Taux hypothécaires négatifs: une conséquence logique avec des dangers potentiels
Quelques banques suisses commencent à octroyer des hypothèques avec des taux d’intérêt négatifs. Il ne faut toutefois pas s’attendre à ce que ces taux négatifs soient appliqués dans l’ensemble du pays. Les prix de l’immobilier pourraient, pour leur part, poursuivre leur ascension. Et une inversion de l’évolution des taux n’est pas en vue, loin de là.
Prendre une hypothèque n’a encore jamais été aussi bon marché.
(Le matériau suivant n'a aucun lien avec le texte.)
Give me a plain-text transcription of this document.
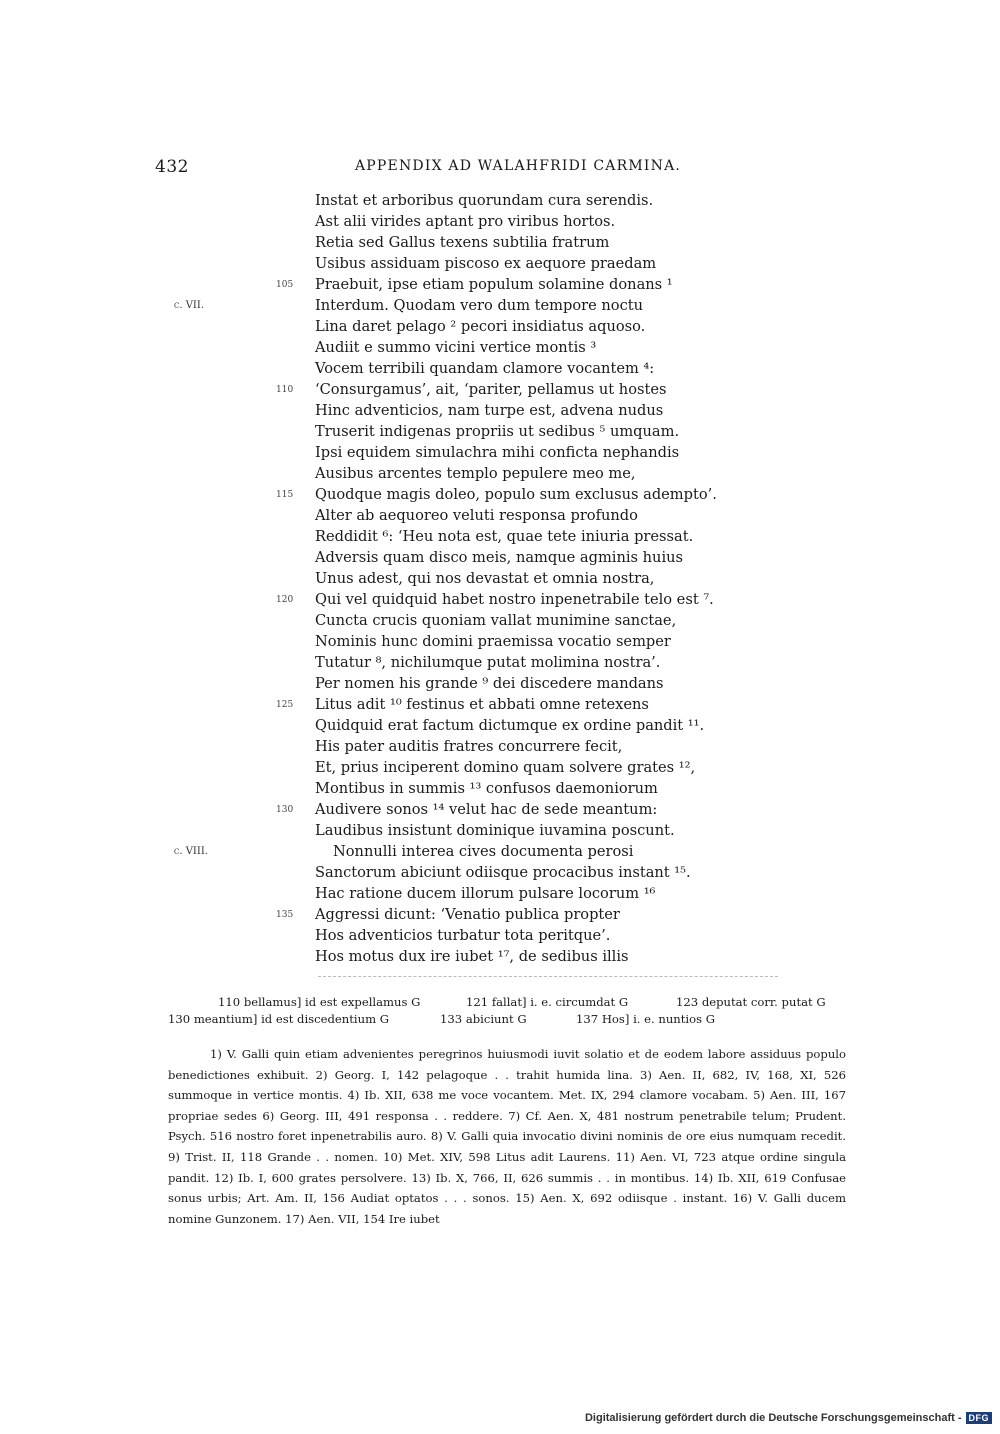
432	APPENDIX AD WALAHFRIDI CARMINA.
Instat et arboribus quorundam cura serendis.
Ast alii virides aptant pro viribus hortos.
Retia sed Gallus texens subtilia fratrum
Usibus assiduam piscoso ex aequore praedam
105 Praebuit, ipse etiam populum solamine donans ¹
c. VII.	Interdum. Quodam vero dum tempore noctu
Lina daret pelago ² pecori insidiatus aquoso.
Audiit e summo vicini vertice montis ³
Vocem terribili quandam clamore vocantem ⁴:
110 ‘Consurgamus’, ait, ‘pariter, pellamus ut hostes
Hinc adventicios, nam turpe est, advena nudus
Truserit indigenas propriis ut sedibus ⁵ umquam.
Ipsi equidem simulachra mihi conficta nephandis
Ausibus arcentes templo pepulere meo me,
115 Quodque magis doleo, populo sum exclusus adempto’.
Alter ab aequoreo veluti responsa profundo
Reddidit ⁶: ‘Heu nota est, quae tete iniuria pressat.
Adversis quam disco meis, namque agminis huius
Unus adest, qui nos devastat et omnia nostra,
120 Qui vel quidquid habet nostro inpenetrabile telo est ⁷.
Cuncta crucis quoniam vallat munimine sanctae,
Nominis hunc domini praemissa vocatio semper
Tutatur ⁸, nichilumque putat molimina nostra’.
Per nomen his grande ⁹ dei discedere mandans
125 Litus adit ¹⁰ festinus et abbati omne retexens
Quidquid erat factum dictumque ex ordine pandit ¹¹.
His pater auditis fratres concurrere fecit,
Et, prius inciperent domino quam solvere grates ¹²,
Montibus in summis ¹³ confusos daemoniorum
130 Audivere sonos ¹⁴ velut hac de sede meantum:
Laudibus insistunt dominique iuvamina poscunt.
c. VIII.	Nonnulli interea cives documenta perosi
Sanctorum abiciunt odiisque procacibus instant ¹⁵.
Hac ratione ducem illorum pulsare locorum ¹⁶
135 Aggressi dicunt: ‘Venatio publica propter
Hos adventicios turbatur tota peritque’.
Hos motus dux ire iubet ¹⁷, de sedibus illis
110 bellamus] id est expellamus G	121 fallat] i. e. circumdat G	123 deputat corr. putat G
130 meantium] id est discedentium G	133 abiciunt G	137 Hos] i. e. nuntios G

1) V. Galli quin etiam advenientes peregrinos huiusmodi iuvit solatio et de eodem labore assiduus populo benedictiones exhibuit. 2) Georg. I, 142 pelagoque . . trahit humida lina. 3) Aen. II, 682, IV, 168, XI, 526 summoque in vertice montis. 4) Ib. XII, 638 me voce vocantem. Met. IX, 294 clamore vocabam. 5) Aen. III, 167 propriae sedes 6) Georg. III, 491 responsa . . reddere. 7) Cf. Aen. X, 481 nostrum penetrabile telum; Prudent. Psych. 516 nostro foret inpenetrabilis auro. 8) V. Galli quia invocatio divini nominis de ore eius numquam recedit. 9) Trist. II, 118 Grande . . nomen. 10) Met. XIV, 598 Litus adit Laurens. 11) Aen. VI, 723 atque ordine singula pandit. 12) Ib. I, 600 grates persolvere. 13) Ib. X, 766, II, 626 summis . . in montibus. 14) Ib. XII, 619 Confusae sonus urbis; Art. Am. II, 156 Audiat optatos . . . sonos. 15) Aen. X, 692 odiisque . instant. 16) V. Galli ducem nomine Gunzonem. 17) Aen. VII, 154 Ire iubet

Digitalisierung gefördert durch die Deutsche Forschungsgemeinschaft - DFG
D’après divers comparateurs en ligne, les taux d’intérêt pour les hypothèques à taux fixe ont reculé, début juillet, à un niveau sans précédent. Une enquête publiée récemment dans le Tages Anzeiger montre que deux banques cantonales paient déjà pour octroyer des crédits. Ces taux négatifs sont actuellement appliqués uniquement à des hypothèques de gros clients institutionnels, mais le journal parle d’un tabou qui aurait été brisé. À juste titre?
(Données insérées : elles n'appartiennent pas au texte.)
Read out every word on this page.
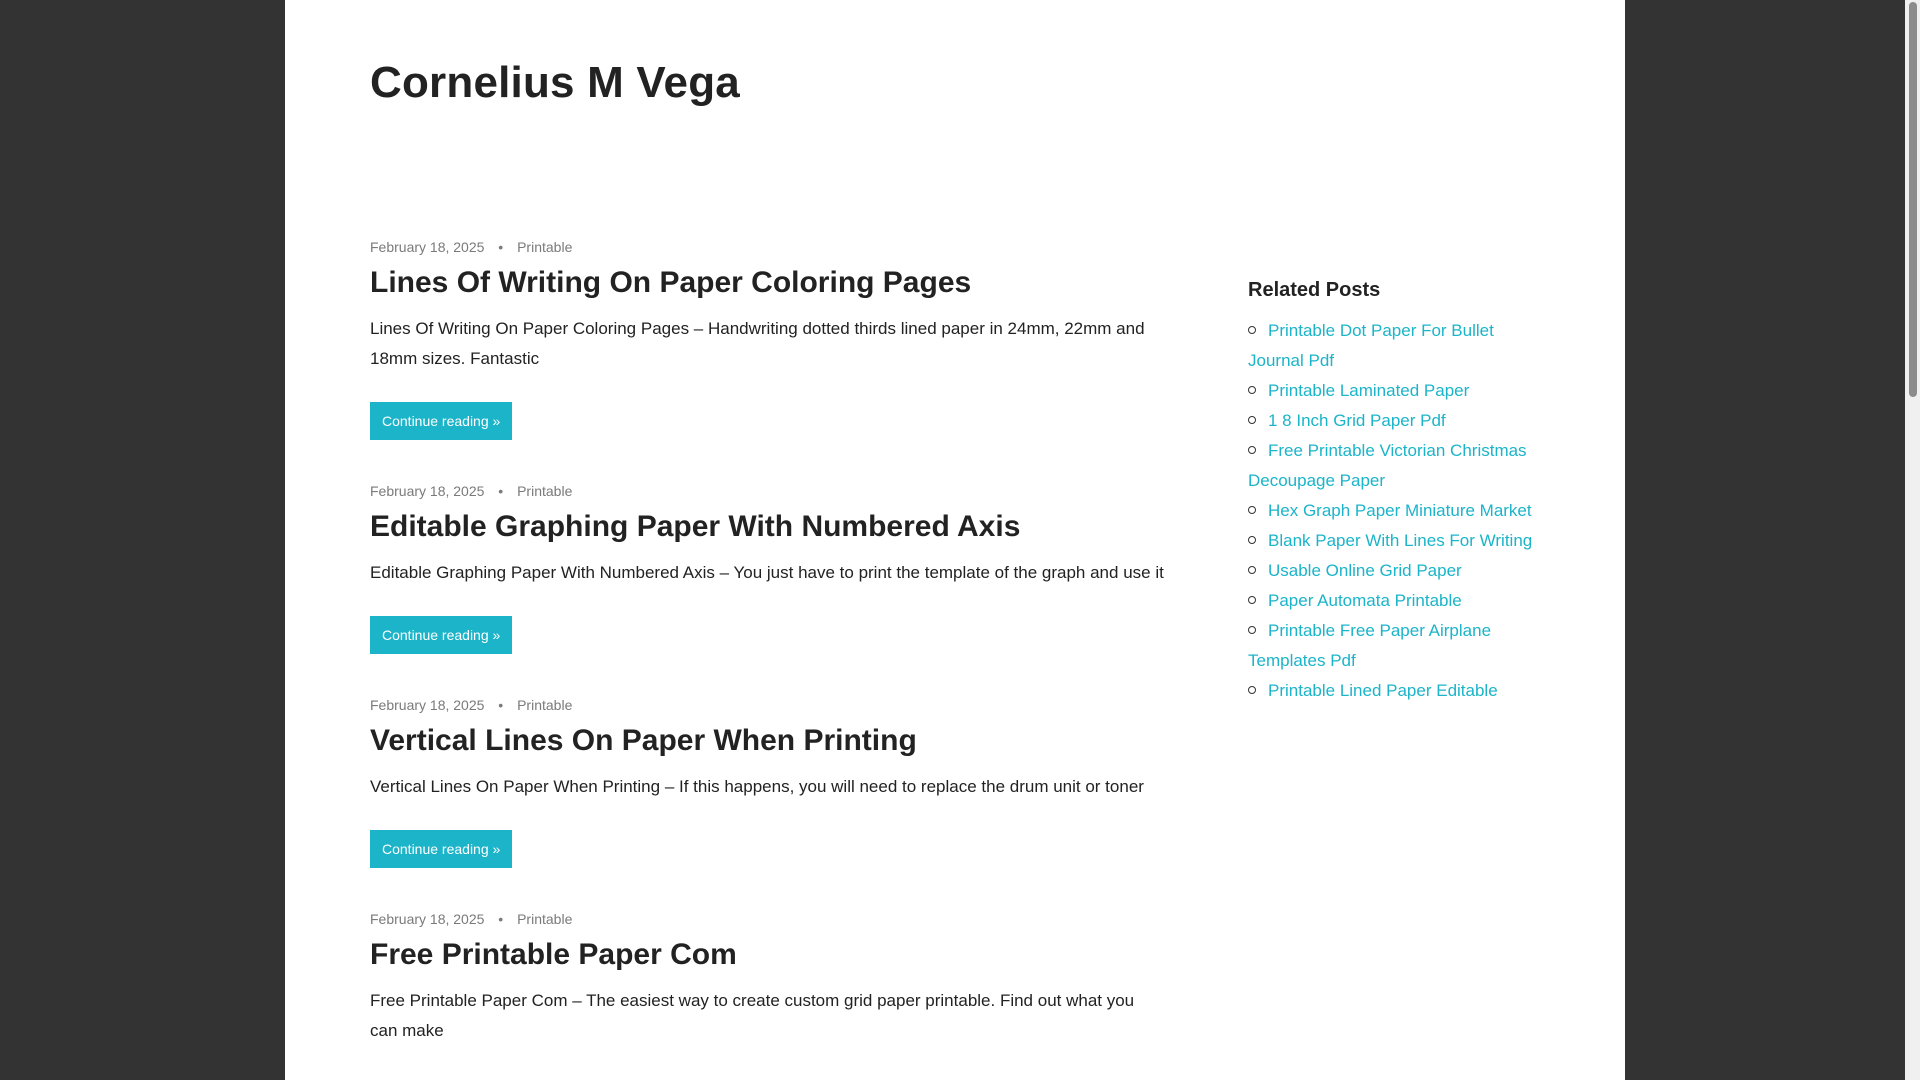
Cornelius M Vega
February 18, 2025 • Printable
Lines Of Writing On Paper Coloring Pages

Lines Of Writing On Paper Coloring Pages – Handwriting dotted thirds lined paper in 24mm, 22mm and 18mm sizes. Fantastic

Continue reading »
February 18, 2025 • Printable
Editable Graphing Paper With Numbered Axis

Editable Graphing Paper With Numbered Axis – You just have to print the template of the graph and use it

Continue reading »
February 18, 2025 • Printable
Vertical Lines On Paper When Printing

Vertical Lines On Paper When Printing – If this happens, you will need to replace the drum unit or toner

Continue reading »
February 18, 2025 • Printable
Free Printable Paper Com

Free Printable Paper Com – The easiest way to create custom grid paper printable. Find out what you can make

Related Posts
Printable Dot Paper For Bullet Journal Pdf
Printable Laminated Paper
1 8 Inch Grid Paper Pdf
Free Printable Victorian Christmas Decoupage Paper
Hex Graph Paper Miniature Market
Blank Paper With Lines For Writing
Usable Online Grid Paper
Paper Automata Printable
Printable Free Paper Airplane Templates Pdf
Printable Lined Paper Editable
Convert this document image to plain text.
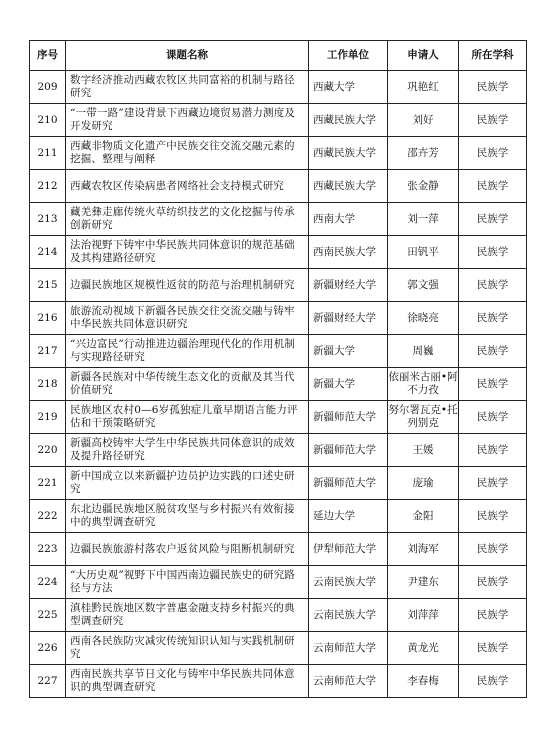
序号	课题名称	工作单位	申请人	所在学科
209	数字经济推动西藏农牧区共同富裕的机制与路径研究	西藏大学	巩艳红	民族学
210	“一带一路”建设背景下西藏边境贸易潜力测度及开发研究	西藏民族大学	刘好	民族学
211	西藏非物质文化遗产中民族交往交流交融元素的挖掘、整理与阐释	西藏民族大学	邵卉芳	民族学
212	西藏农牧区传染病患者网络社会支持模式研究	西藏民族大学	张金静	民族学
213	藏羌彝走廊传统火草纺织技艺的文化挖掘与传承创新研究	西南大学	刘一萍	民族学
214	法治视野下铸牢中华民族共同体意识的规范基础及其构建路径研究	西南民族大学	田钒平	民族学
215	边疆民族地区规模性返贫的防范与治理机制研究	新疆财经大学	郭文强	民族学
216	旅游流动视域下新疆各民族交往交流交融与铸牢中华民族共同体意识研究	新疆财经大学	徐晓亮	民族学
217	“兴边富民”行动推进边疆治理现代化的作用机制与实现路径研究	新疆大学	周巍	民族学
218	新疆各民族对中华传统生态文化的贡献及其当代价值研究	新疆大学	依丽米古丽•阿不力孜	民族学
219	民族地区农村0—6岁孤独症儿童早期语言能力评估和干预策略研究	新疆师范大学	努尔署瓦克•托列别克	民族学
220	新疆高校铸牢大学生中华民族共同体意识的成效及提升路径研究	新疆师范大学	王媛	民族学
221	新中国成立以来新疆护边员护边实践的口述史研究	新疆师范大学	庞瑜	民族学
222	东北边疆民族地区脱贫攻坚与乡村振兴有效衔接中的典型调查研究	延边大学	金阳	民族学
223	边疆民族旅游村落农户返贫风险与阻断机制研究	伊犁师范大学	刘海军	民族学
224	“大历史观”视野下中国西南边疆民族史的研究路径与方法	云南民族大学	尹建东	民族学
225	滇桂黔民族地区数字普惠金融支持乡村振兴的典型调查研究	云南民族大学	刘萍萍	民族学
226	西南各民族防灾减灾传统知识认知与实践机制研究	云南师范大学	黄龙光	民族学
227	西南民族共享节日文化与铸牢中华民族共同体意识的典型调查研究	云南师范大学	李春梅	民族学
LES TAUX D’INTERET NEGATIFS DES BANQUES NATIONALES SE FONT SENTIR
Une mesure d’urgence qui devait être provisoire s’est désormais pérennisée. Depuis la crise financière de 2008, les banques centrales tout autour du globe mènent une politique monétaire des plus souples. Dans ce contexte, la Banque nationale suisse (BNS) et la Banque centrale européenne (BCE), par exemple, ont baissé leurs taux directeurs en dessous de zéro en 2015. À l’heure actuelle, la BNS demande aux banques de verser 0,75% d’intérêt sur les avoirs au-delà d’un certain volume. Cela n’est pas sans conséquences, ce qui n’est pas étonnant. En effet, pour les banques, il est intéressant de prêter de l’argent aussi longtemps que les intérêts encaissés sont supérieurs aux taux de pénalisation.
Des taux d’intérêt négatifs laissent, dès lors, derrière eux des traces profondes. Les taux d’intérêt sur les hypothèques à long terme sont encore à tout juste 1%. Mais il est peu probable que les propriétaires soient rémunérés prochainement pour leur emprunt. À moins que les banques appliquent des taux négatifs à l’ensemble de l’épargne sur le territoire suisse, des taux d’intérêt négatifs sur les hypothèques comprimeraient trop fortement leurs marges. D’une manière générale, on peut dire à propos de ces taux hypothécaires, si bas, qu’il s’agit moins d’un tabou brisé que d’une conséquence de la politique monétaire actuelle. Qu’impliquent-ils pour le marché immobilier suisse?
LA SITUATION SUR LE MARCHE IMMOBILIER POURRAIT SE TENDRE DAVANTAGE
La politique de taux négatifs des banques centrales crée des distorsions sur le marché immobilier. Des taux hypothécaires d’une faiblesse inhabituelle et une pénurie de placements peu risqués entraînent en effet une hausse excessive des prix immobiliers. Les immeubles détenus à des fins de placement sont particulièrement touchés. Cela dit, les prix des maisons et des appartements sont aussi, souvent, bien plus élevés qu’il y a encore quelques années. Des mesures ont été prises afin d’éviter une surchauffe: les critères de solvabilité ont été durcis par exemple – soit les fonds propres exigés ou la durée d’amortissement.
Cela ne supprime toutefois pas le risque d’une bulle immobilière. Le risque principal est celui d’une inversion de la tendance. Or celui-ci ne se matérialisera que lorsque les taux d’intérêt repartiront à la hausse. En effet, l’immobilier perdra alors de son attrait en tant que placement. À l’instar des taux bas qui attisent les achats immobiliers, l’inverse pourrait se produire dans l’éventualité d’une hausse des taux d’intérêt. Au vu des nombreux immeubles d’habitation construits, les prix pourraient s’effondrer particulièrement rapidement. L’éclatement d’une bulle immobilière est la hantise de tout pays.
À L’ABRI AUSSI LONGTEMPS QUE LES TAUX NE REMONTENT PAS?
Pour l’heure, la dégringolade des taux d’intérêt ne semble pas près de s’arrêter. Le Conseil des gouverneurs de la BCE se réunit le 25 juillet. Des observateurs tablent sur le fait que la banque reprendra sa politique controversée de rachats d’obligations d’État. Une normalisation de la politique monétaire serait alors repoussée aux calendes grecques, tout comme celle du marché immobilier. Les risques, pour leur part, continuent de s’intensifier: plus les prix augmentent, plus la chute sera rude.